Afrique et Développement Régional : Le grand tournant du marché unique de la ZLECAF et l'intégration des infrastructures de transport
L'entrée dans la phase opérationnelle du commerce sans frontières
La Zone de Libre-Échange Continentale Africaine (ZLECAF) franchit en ce mois de septembre 2026 un seuil historique avec la levée effective des barrières tarifaires sur plus de 90 % des lignes marchandes échangées entre les 54 États membres de l'Union Africaine. Après des années de négociations techniques complexes sur les règles d'origine, les normes phytosanitaires et les mécanismes de compensation des pertes de recettes douanières pour les pays les moins avancés, le marché unique africain devient une réalité commerciale tangible pour les entreprises du continent.
Ce marché intégré de plus de 1,4 milliard de consommateurs représente un produit intérieur brut combiné de près de 3 400 milliards de dollars, plaçant l'Afrique en position de force dans les négociations commerciales internationales. L'objectif prioritaire de la ZLECAF est de porter le commerce intra-africain — qui ne représentait que 15 % des échanges totaux du continent au début de la décennie — à plus de 35 % d'ici 2030, en favorisant la transformation locale des matières premières et l'émergence de chaînes de valeur industrielles régionales.
La révolution des corridors de transport interconnectés et de la numérisation douanière
La concrétisation de la ZLECAF repose sur le déploiement accéléré des Grands Corridors de Transport Transafricains et sur la modernisation des infrastructures frontalières. Des projets emblématiques, tels que la rénovation des corridors ferroviaires et routiers reliant Abidjan à Lagos en Afrique de l'Ouest, ou le corridor de Lobito reliant l'Angola aux zones minières de République Démocratique du Congo et de Zambie, transforment la logistique continentale. La réduction des temps de transit aux frontières — passant de plusieurs jours à quelques heures seulement — constitue le gain de productivité le plus immédiat pour les transporteurs et les marchands locaux.

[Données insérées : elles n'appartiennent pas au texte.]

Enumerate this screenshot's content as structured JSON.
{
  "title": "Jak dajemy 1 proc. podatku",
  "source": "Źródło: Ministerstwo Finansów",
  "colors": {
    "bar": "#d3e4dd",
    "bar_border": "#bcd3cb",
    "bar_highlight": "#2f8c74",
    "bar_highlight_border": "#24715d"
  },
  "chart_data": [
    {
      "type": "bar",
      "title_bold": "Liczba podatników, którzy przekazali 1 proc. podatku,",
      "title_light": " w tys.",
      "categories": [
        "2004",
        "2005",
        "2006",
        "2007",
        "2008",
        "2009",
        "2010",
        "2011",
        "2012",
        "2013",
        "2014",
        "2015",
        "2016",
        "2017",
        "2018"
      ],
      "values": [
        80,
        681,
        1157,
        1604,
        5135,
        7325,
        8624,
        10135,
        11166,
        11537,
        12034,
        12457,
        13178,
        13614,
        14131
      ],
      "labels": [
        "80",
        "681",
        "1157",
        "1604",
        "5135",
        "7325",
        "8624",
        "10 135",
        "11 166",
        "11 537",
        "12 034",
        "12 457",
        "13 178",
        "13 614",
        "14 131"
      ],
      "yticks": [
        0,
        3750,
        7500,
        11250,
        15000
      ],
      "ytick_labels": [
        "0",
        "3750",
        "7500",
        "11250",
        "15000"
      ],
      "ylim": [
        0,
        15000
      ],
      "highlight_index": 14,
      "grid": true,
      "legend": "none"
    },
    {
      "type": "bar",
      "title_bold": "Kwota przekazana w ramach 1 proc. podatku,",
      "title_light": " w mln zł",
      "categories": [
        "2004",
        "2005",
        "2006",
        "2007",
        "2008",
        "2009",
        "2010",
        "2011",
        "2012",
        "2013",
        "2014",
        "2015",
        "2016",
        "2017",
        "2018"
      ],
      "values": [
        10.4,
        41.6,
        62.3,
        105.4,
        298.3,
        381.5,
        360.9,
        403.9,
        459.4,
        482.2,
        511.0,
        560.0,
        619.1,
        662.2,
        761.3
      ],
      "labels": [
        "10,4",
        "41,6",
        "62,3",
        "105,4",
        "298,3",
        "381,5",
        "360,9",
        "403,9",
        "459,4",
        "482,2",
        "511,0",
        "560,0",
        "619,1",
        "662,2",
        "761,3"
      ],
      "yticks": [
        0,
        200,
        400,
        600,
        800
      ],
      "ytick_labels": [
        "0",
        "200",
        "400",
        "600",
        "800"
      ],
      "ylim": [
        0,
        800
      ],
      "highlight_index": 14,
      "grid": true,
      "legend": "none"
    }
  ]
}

Cette fluidification physique est amplifiée par l'interconnexion numérique des systèmes douaniers nationaux via la plateforme Panafricaine de Paiement et de Règlement (PAPSS). Ce système permet aux PME africaines d'effectuer des transactions commerciales transfrontalières en leurs monnaies nationales respectives, sans dépendre du dollar ou de l'euro, réduisant ainsi considérablement les frais de change et les délais de règlement interbanques.
Défis structurels : souveraineté industrielle, sécurité et disparités régionales
Malgré ces avancées remarquables, le succès à long terme de la ZLECAF dépendra de la capacité des États à surmonter de lourds défis structurels. Le manque de diversification des économies africaines, encore largement dominées par l'exportation de matières premières brutes à faible valeur ajoutée, limite la complémentarité immédiate des échanges entre pays voisins. De plus, les disparités de niveau d'industrialisation entre des géants économiques comme l'Afrique du Sud, le Nigeria, l'Égypte ou le Kenya et les pays enclavés risquent d'engendrer des polarisations d'activités contestées politiquement.
Enfin, la persistance d'inégalités sécuritaires dans plusieurs régions d'Afrique centrale et du Sahel constitue une menace constante pour la sûreté des corridors commerciaux. Les dirigeants africains doivent faire preuve d'une volonté politique sans faille pour garantir l'harmonisation réglementaire, protéger les investissements intracontinentaux et bâtir une prospérité partagée fondée sur la souveraineté économique et l'intégration régionale.